Un modèle de développement pour le successeur d'Ariane 6

Sur le plan industriel, MaiaSpace ne va copier le modèle ultra intégré de SpaceX qui fait quasiment tout lui-même pour fabriquer son lanceur. «En fonction de chaque équipement : la baie moteur, l’avionique, les réservoirs… Nous regardons si c’est mieux de faire par nous-mêmes ou par un partenaire. Aujourd’hui, 40% des coûts sont générés par nos partenaires hors de France en Europe», explique Yohann Leroy.

Par contre, pas question de se faire imposer ses fournisseurs par l’agence spatiale européenne (ESA) comme c’est le cas pour Ariane 6 ou Vega C. Soumis à la règle du juste retour géographique, les maîtres d’œuvre respectifs, ArianeGroup et Avio sont contraints de sélectionner des fournisseurs dans les pays qui ont contribué financièrement à leur programme. «Nous choisissons nos partenaires où nous voulons en Europe en fonction de leur compétitivité», assure-t-il.

Pour s’affranchir de cette contrainte, MaiaSpace a pu bénéficier des investissements de ses deux actionnaires de référence. Et si la société participera bien à la compétition organisée par l’ESA dans le domaine des minilanceurs, ce n’est pas pour récupérer des fonds mais pour décrocher des contrats institutionnels. Safran et Airbus ont déjà financé leur filiale à hauteur de 125 millions d’euros et devraient mettre au moins autant en 2025 pour poursuivre son développement.

Avec le secret espoir que ces investissements soient profitables au futur successeur d’Ariane 6. «Le futur lanceur lourd européen, s’il s’inspire nos méthodes, pourrait coûter trois fois moins cher que les concurrents traditionnels», estime le dirigeant.

Pour produire à plus grande échelle, MaiaSpace veut disposer de sa propre usine.
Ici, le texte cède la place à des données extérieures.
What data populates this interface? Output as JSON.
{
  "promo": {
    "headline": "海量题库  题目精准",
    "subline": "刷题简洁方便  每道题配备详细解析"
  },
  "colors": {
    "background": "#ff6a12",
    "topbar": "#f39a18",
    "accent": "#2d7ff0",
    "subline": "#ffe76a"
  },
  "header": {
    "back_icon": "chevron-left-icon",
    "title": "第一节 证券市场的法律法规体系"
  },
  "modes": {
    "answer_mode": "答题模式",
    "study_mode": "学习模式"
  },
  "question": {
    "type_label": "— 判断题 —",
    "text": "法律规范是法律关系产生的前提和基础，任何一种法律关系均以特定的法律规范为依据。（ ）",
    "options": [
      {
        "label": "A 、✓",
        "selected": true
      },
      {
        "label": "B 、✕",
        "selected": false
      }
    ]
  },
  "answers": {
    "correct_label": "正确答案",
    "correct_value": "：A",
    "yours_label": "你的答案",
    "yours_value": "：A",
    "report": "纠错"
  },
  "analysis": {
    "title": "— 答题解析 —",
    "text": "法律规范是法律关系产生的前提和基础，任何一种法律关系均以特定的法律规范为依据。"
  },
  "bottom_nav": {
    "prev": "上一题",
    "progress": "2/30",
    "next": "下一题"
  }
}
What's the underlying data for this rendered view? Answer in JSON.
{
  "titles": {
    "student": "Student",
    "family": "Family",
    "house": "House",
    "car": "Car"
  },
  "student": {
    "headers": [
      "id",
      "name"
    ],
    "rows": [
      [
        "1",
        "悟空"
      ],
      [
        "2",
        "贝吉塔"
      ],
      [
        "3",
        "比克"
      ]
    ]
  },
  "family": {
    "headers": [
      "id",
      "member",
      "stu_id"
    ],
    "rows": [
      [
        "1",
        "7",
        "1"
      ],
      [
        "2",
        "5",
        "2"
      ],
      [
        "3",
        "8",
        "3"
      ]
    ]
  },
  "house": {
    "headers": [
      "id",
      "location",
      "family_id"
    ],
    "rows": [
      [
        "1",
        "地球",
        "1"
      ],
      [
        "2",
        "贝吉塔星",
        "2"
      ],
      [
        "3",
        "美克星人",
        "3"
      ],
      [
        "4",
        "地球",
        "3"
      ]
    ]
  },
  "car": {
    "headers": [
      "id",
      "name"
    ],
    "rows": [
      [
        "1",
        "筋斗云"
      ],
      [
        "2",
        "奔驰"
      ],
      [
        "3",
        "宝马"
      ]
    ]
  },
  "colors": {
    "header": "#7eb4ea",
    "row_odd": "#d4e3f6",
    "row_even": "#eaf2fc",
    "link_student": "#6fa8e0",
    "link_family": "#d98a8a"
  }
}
Deux sites sont en concurrence pour accueillir la "MaiaFactory" : le site de Vernon, qui offre la proximité avec la zone d’essais et la fabrication des moteurs, ou celui des Mureaux, dans le département voisin (Yvelines), où sont déjà assemblées les nouvelles Ariane 6. Le choix sera réalisé d’ici à la fin de l’année.